DEVELOPMENT OF A NOVEL BLOCK COPOLYMER HYDROGEL FOR MENISCAL REPLACEMENT
Abstract: Menisci are C-shaped fibrocartilaginous tissues responsible for distributing tibial-femoral contact pressure and are crucial for maintaining healthy joints and preventing osteoarthritis. Meniscal damage can be caused by age related degradation, obesity, overuse from athletic activities, and trauma. Due to their primarily avascular nature, once damaged there is limited healing capacity and surgical intervention is often required. Limited technologies exist to replace damaged menisci, and standard treatment is to leave asymptomatic damage alone or perform partial meniscectomies, however, these treatment options lead to increased risk of OA. Attempts at tissue engineered meniscal scaffolds, and replacements have had mixed results due to design limitations and inability to recapitulate native tissue’s material properties, shape, and pressure distribution.
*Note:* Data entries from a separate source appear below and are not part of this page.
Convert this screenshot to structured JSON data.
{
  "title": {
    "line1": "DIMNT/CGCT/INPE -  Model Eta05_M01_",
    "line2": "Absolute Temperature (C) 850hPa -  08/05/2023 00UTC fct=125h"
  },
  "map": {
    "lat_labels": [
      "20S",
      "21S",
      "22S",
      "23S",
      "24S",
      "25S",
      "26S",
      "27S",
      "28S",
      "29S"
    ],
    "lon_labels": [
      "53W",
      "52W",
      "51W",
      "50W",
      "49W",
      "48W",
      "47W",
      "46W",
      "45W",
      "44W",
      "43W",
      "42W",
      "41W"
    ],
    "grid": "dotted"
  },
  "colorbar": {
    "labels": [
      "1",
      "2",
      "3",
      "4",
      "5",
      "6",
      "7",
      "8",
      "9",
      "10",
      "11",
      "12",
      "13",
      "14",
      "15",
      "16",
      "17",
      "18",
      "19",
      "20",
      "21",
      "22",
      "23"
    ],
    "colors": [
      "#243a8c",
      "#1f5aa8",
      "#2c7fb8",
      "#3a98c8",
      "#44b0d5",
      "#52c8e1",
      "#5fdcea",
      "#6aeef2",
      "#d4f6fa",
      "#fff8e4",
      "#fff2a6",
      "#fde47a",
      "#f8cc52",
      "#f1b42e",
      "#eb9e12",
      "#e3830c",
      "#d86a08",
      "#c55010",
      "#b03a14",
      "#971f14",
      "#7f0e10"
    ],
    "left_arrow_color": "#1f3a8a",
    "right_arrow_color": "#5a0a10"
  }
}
This presentation will detail the development of an artificial meniscus from a polystyrene-polyethylene oxide diblock copolymer. Material properties of the novel artificial meniscus will be detailed, in addition to molding a 3D construct for joint implantation and the ability of the copolymer hydrogel meniscus to protect the underlying articular cartilage. Recent advances in material development will be discussed. We expect this meniscal replacement to provide a revolutionary addition to the field of osteoarthritis and treatment following meniscal injury.
Biography: Tammy Haut Donahue joined the faculty at The University of Massachusetts, Amherst in June 2018. She was the inaugural chair of the newly established Biomedical Engineering Department. She came to UMass after spending seven years in Mechanical Engineering at Colorado State University. Her PhD was in Biomedical Engineering from the University of California at Davis where she earned the Allen Marr Award for distinguished dissertation in Biomedical Engineering in 2000. She is an Editorial Consultant for the Journal of Biomechanics, and was integral in the establishment of the Orthopaedic Research Society Meniscus Section. Dr. Haut Donahue’s research includes analytical and experimental biomechanics of the musculoskeletal system with ongoing research in orthopedic biomechanics and post-traumatic osteoarthritis. An emphasis is put on prevention, treatment, and repair of injuries to the soft tissue structures of the knee, focusing primarily on the meniscus. With over $15 million in funding from Whitaker Foundation, CDMRP, NIH, NSF, as well as industrial sponsorship her research program has had more than 60 mentees. Dr. Haut Donahue has more than 80 peer-reviewed publications. Dr. Haut Donahue was awarded the Ferdinand P. Beer and E. Russell Johnson Jr. Outstanding New Mechanics Educator Award from the American Society of Engineering Education for exceptional contributions to mechanics education. Dr. Haut Donahue is a fellow of the American Society of Mechanical Engineers.